Ulrich Ganserts fotorealistisch anmutende Arbeit „Blick in das Schlafzimmer“ (1983).
Der Zeit seines Lebens in Wien beheimate Franz Zadrazil unternahm ausgedehnte Fotostreifzüge durch die Stadt mit einer Unzahl von Aufnahmen, die ihm den Stoff für seine Bilder, wie zum Beispiel „Juwelen“ (Öl auf Holzplatte), lieferten. Ihn interessierten weder die Wahrzeichen der Donaumetropole noch ihr städtischer Prunk, sondern vielmehr die heruntergekommenen, ihm vertrauten Wiener Vorstädte der kleinen Leute. Weil er der Farbwiedergabe in der Fotografie misstraute, fotografierte er grundsätzlich schwarzweiß.

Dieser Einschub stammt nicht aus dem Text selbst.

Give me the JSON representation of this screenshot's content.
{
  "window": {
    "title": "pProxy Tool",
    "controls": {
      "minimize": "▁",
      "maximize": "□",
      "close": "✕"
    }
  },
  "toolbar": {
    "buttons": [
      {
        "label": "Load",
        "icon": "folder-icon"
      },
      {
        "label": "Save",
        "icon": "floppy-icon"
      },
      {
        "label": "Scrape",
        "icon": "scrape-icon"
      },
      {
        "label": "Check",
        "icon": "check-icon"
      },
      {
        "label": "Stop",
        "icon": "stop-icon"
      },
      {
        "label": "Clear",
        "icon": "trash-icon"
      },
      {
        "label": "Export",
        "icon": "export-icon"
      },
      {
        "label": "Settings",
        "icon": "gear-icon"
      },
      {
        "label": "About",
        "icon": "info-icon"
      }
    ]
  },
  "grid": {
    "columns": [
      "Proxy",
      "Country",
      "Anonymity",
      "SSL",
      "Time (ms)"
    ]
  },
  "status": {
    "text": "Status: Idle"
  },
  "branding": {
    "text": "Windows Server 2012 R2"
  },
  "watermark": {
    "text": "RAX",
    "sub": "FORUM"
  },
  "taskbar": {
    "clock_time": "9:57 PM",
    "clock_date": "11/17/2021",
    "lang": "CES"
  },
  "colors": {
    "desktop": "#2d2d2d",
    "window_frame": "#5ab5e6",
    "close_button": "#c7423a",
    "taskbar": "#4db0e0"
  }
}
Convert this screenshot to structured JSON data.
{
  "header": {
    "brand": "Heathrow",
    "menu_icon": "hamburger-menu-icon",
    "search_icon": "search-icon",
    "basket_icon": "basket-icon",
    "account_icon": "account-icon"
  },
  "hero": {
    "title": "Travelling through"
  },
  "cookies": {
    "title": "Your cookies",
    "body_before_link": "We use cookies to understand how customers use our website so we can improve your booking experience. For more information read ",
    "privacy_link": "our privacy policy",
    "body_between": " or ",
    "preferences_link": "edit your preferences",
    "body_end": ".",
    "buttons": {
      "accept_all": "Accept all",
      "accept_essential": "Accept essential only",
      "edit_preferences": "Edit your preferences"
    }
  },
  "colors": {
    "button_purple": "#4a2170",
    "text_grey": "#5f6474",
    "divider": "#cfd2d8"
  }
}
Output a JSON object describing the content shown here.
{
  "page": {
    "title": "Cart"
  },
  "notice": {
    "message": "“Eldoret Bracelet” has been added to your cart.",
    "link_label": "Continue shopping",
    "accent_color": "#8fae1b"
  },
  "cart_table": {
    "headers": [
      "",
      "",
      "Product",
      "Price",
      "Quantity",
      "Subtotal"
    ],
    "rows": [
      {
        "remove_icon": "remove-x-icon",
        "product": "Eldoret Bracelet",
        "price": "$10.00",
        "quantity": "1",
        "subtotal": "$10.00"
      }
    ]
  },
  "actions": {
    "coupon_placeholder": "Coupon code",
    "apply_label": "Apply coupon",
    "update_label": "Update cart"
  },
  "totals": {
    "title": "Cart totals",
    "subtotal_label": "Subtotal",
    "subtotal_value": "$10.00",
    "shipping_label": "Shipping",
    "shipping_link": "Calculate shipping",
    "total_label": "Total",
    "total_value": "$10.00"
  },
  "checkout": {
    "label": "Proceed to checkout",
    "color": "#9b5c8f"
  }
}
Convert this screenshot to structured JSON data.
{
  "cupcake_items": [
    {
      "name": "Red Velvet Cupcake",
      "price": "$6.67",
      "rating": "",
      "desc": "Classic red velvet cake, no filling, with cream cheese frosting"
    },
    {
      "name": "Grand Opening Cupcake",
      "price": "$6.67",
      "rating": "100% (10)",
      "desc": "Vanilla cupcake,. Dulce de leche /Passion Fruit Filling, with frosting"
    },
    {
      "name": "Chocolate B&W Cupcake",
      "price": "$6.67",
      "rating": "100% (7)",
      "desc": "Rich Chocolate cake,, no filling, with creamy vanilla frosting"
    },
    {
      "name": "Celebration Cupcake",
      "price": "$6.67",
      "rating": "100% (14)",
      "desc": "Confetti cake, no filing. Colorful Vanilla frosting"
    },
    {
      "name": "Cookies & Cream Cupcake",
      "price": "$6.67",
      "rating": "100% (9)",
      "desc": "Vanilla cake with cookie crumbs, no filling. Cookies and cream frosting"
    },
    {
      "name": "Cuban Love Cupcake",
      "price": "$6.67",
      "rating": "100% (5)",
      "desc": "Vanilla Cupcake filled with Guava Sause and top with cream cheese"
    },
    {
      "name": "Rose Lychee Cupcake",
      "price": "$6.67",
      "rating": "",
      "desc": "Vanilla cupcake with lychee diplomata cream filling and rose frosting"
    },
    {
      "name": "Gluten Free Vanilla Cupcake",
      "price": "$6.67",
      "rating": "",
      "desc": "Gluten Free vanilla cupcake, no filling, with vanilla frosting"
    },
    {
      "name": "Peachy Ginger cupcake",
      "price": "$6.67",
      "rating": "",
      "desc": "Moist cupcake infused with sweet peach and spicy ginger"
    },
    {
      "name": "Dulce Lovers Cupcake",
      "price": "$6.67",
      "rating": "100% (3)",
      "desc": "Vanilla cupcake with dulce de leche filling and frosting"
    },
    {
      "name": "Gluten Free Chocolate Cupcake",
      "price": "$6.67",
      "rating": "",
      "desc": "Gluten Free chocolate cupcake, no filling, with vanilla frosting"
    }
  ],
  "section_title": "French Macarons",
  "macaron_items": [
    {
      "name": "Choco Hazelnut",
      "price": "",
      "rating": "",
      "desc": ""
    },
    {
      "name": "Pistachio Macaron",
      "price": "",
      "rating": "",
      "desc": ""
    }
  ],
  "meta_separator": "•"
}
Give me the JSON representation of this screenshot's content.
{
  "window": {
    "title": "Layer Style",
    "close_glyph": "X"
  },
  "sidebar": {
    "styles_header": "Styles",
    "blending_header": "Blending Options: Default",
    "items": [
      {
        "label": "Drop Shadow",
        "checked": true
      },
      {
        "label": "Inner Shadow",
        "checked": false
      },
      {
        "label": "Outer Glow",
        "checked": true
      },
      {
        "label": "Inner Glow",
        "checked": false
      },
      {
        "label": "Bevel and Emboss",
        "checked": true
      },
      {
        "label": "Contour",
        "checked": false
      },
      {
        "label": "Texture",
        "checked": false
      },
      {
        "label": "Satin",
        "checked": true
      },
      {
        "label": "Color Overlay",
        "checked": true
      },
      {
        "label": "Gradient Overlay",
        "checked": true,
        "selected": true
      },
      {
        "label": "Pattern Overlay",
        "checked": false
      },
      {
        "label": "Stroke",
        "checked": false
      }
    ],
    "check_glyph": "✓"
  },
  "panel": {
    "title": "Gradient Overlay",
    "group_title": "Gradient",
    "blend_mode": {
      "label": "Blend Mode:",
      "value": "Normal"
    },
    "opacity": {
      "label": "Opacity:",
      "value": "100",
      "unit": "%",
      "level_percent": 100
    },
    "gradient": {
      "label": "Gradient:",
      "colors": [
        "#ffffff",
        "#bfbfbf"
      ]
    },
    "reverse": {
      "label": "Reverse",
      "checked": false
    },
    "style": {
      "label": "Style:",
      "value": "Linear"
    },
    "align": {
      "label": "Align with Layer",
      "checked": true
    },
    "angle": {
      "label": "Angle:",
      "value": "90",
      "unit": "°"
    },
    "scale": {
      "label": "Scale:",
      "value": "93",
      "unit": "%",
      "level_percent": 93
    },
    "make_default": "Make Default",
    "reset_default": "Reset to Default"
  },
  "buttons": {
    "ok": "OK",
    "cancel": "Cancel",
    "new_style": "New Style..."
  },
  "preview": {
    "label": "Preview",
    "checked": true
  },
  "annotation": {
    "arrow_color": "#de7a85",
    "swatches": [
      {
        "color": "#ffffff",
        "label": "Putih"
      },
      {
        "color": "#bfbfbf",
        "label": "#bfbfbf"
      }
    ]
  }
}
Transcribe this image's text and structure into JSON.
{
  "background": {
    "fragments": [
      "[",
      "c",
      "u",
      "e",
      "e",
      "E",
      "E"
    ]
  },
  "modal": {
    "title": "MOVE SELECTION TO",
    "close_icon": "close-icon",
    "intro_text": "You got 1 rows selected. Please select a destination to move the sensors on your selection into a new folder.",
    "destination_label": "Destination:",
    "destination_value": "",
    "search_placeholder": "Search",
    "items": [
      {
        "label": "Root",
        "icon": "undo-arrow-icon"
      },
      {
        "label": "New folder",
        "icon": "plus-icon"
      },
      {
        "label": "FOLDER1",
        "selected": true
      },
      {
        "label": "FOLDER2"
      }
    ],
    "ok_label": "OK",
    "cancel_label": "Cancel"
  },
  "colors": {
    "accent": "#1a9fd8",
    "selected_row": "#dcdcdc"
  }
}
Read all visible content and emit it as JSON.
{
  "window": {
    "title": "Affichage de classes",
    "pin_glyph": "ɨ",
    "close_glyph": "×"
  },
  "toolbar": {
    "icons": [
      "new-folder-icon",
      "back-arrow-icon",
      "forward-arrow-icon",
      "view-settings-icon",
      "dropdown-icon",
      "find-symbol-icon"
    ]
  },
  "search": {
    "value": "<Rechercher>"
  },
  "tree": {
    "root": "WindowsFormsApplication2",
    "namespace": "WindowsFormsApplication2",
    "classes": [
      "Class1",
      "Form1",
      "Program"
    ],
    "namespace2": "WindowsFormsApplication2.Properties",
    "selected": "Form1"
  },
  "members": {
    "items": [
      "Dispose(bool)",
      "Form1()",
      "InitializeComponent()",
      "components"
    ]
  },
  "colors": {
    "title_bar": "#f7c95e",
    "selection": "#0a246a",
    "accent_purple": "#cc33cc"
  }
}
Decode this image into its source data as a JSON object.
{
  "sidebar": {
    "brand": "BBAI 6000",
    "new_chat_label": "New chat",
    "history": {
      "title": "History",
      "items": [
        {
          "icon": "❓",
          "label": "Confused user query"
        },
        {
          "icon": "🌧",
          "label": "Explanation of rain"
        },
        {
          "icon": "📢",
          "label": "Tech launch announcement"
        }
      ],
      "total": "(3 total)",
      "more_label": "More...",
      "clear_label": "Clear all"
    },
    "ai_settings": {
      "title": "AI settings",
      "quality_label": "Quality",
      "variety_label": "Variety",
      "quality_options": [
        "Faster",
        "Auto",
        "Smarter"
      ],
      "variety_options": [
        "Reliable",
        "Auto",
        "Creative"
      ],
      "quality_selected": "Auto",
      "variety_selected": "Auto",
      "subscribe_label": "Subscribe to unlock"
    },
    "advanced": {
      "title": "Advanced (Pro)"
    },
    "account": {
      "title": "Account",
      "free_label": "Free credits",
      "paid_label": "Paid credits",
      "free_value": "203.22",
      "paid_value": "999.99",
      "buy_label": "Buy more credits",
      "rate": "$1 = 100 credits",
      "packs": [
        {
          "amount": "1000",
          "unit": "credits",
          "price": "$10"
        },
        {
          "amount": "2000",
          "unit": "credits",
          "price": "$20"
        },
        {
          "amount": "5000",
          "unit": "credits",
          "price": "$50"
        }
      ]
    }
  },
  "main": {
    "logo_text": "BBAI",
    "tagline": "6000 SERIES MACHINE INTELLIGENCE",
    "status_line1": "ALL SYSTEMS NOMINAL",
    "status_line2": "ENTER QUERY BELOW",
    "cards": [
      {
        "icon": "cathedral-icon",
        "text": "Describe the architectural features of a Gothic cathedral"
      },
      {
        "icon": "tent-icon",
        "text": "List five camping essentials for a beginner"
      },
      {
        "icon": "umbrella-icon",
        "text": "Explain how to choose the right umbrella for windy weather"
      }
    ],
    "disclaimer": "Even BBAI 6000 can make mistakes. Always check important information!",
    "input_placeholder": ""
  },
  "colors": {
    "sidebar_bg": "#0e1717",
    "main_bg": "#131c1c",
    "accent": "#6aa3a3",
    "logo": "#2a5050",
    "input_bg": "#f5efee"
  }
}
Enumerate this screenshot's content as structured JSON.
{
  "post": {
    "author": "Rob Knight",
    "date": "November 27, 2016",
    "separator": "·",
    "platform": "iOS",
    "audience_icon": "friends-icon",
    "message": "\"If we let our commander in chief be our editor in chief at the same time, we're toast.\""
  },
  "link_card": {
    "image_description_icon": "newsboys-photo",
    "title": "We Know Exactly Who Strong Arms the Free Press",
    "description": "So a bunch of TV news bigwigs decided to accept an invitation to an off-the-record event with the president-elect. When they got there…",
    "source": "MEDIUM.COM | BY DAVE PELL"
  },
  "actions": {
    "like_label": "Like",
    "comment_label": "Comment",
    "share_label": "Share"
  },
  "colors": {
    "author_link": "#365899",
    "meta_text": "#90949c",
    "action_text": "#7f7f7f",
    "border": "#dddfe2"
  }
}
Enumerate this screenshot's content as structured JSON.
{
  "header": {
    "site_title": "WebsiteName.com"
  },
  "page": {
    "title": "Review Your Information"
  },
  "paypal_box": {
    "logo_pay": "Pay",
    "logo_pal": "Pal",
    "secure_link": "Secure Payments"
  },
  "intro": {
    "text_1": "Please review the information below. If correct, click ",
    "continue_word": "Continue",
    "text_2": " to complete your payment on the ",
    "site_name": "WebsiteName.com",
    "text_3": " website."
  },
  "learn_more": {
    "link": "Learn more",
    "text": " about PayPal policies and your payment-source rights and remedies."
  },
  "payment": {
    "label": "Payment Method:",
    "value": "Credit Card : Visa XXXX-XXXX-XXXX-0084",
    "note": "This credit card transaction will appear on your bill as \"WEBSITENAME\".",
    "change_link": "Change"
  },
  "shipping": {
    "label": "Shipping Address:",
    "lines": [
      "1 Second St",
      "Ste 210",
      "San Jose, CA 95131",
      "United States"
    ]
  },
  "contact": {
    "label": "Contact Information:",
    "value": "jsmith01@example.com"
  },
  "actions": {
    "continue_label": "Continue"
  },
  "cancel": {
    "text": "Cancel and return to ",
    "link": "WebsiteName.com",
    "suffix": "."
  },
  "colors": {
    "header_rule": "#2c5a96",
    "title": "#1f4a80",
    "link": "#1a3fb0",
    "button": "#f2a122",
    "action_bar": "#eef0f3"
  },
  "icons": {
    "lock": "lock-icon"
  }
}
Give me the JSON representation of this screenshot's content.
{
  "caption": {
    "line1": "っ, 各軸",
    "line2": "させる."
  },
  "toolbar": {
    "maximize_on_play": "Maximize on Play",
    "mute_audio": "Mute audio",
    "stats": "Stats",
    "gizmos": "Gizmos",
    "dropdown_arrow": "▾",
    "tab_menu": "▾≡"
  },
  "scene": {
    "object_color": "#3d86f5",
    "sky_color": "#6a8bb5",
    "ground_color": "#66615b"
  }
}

Drei Jahre vor seinem Tod 1992 entstand Rudolf Hausners Werk „Vor dem großen Tor“. Es zeigt den gealterten Maler nicht mehr als Adam oder als Narr, sondern als realistisches Selbstporträt. In einer kanalisierenden Trapezform dargestellt, schaut Hausner einen langen Gang hinunter, als blickte er dem Tod gelassen bereitwillig entgegen.